Uma mão de pilão de madeira, também do século 19, está entre os itens mais preservados, reforçando o cotidiano das populações pobres da cidade em tempos passados.
Achados também no Porto Futuro 2 e Tamandaré
Na obra do Porto Futuro 2, um dos principais equipamentos previstos para a COP30, parte de uma embarcação semelhante à da Doca também foi encontrada. Além disso, surgiram roldanas, molinetes e peças de guindaste que pertenceram à antiga infraestrutura portuária da capital paraense.
Já nas escavações da avenida Almirante Tamandaré, onde também está sendo construído um parque linear, foram encontrados artefatos similares aos da Doca e do Ver-o-Peso. A área margeava o antigo lago do Piri, aterrado no final do século 19 para permitir a expansão urbana.
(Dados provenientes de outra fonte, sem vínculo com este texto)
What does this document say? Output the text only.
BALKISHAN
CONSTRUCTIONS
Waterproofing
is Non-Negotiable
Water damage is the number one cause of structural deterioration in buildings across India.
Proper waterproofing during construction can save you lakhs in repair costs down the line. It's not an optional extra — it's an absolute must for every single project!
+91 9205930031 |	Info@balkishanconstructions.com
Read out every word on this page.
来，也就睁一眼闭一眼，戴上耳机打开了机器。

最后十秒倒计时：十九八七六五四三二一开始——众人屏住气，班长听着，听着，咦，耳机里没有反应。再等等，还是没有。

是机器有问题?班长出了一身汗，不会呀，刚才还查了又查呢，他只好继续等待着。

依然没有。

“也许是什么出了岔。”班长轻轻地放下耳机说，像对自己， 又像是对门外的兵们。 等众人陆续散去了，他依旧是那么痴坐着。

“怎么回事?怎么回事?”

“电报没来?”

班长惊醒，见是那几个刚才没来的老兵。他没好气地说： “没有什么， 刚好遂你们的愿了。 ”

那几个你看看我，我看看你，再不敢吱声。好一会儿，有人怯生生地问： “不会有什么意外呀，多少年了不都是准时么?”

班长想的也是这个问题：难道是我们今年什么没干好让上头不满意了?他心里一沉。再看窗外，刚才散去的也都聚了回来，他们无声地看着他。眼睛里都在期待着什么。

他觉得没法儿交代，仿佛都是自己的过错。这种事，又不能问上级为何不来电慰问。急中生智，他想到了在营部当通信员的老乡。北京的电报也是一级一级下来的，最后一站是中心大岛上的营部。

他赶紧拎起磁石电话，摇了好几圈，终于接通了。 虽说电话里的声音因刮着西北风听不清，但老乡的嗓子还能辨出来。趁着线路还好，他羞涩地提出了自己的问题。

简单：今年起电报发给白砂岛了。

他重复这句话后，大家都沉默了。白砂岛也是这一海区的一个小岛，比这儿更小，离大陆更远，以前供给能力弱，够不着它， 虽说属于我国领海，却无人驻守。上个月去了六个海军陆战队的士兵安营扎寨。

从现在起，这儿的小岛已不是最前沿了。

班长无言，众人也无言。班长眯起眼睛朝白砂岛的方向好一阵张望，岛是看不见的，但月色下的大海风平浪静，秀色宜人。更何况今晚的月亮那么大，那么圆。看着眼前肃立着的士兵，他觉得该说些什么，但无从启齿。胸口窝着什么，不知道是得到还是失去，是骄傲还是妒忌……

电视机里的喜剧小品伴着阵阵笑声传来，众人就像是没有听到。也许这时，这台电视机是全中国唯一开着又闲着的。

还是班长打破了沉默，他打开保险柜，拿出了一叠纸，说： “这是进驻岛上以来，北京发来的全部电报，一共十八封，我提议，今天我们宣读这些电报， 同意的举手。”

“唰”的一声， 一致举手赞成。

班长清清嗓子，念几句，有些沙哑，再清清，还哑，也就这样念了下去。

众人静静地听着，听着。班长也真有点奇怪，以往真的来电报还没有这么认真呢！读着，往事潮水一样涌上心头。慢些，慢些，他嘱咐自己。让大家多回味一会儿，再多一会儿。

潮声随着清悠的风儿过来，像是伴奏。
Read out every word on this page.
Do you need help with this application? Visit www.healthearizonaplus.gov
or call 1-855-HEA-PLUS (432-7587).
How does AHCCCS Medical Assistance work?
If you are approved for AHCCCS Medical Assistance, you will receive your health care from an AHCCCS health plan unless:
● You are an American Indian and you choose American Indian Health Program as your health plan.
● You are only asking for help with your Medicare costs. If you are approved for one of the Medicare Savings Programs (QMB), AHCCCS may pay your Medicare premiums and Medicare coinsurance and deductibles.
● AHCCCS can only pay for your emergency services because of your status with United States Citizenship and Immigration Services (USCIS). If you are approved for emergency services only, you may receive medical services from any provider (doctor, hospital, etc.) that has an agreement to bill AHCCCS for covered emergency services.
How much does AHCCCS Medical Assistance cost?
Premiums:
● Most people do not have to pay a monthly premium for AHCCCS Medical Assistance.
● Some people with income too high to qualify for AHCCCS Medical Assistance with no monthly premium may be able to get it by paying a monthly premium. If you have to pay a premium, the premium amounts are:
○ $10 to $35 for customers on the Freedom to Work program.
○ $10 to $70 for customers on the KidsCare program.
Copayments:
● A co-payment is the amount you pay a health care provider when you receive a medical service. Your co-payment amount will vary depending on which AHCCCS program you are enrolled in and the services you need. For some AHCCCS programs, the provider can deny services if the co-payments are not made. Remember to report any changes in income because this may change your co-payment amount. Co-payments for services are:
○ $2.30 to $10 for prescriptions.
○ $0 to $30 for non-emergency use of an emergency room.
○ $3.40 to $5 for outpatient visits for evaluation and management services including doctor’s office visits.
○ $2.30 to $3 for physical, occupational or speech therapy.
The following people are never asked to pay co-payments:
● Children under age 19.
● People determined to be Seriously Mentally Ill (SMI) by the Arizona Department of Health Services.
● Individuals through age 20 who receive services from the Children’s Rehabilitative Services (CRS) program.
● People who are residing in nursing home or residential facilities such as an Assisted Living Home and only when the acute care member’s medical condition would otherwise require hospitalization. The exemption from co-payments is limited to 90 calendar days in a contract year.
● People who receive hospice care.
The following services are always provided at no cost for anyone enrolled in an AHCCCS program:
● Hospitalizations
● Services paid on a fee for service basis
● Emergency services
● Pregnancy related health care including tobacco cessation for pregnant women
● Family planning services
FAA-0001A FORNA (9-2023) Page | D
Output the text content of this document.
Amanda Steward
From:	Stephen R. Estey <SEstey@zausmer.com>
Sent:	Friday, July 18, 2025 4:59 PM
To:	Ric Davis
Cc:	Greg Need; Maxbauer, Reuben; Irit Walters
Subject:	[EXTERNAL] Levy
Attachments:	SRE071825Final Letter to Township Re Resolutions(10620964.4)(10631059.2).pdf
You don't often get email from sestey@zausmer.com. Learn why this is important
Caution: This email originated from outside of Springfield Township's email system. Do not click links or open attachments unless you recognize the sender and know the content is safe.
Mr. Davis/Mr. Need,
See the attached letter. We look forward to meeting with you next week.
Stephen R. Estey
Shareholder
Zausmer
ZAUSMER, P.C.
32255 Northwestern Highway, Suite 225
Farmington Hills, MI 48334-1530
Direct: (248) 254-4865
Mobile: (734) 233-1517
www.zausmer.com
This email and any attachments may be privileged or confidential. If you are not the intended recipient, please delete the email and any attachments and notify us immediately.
Todos os materiais coletados estão sendo catalogados, higienizados e encaminhados para acervos públicos. Parte será preservada no Museu do Estado do Pará e na Fundação Casa da Cultura de Marabá.
Um resgate da memória amazônica
Em um momento em que Belém se prepara para receber o mundo na COP30, essas descobertas mostram que a cidade tem muito mais a oferecer do que paisagens e debates ambientais. “Belém é uma cidade que cresceu sobre o rio, sobre igarapés, e cheia de camadas históricas que agora estão sendo reveladas. A população precisa ver isso, entender isso”, afirma Miranda.
As obras da COP30, portanto, não apenas projetam o futuro da cidade, como desenterram seu passado. Um passado que, aos poucos, começa a ser devolvido ao olhar da população.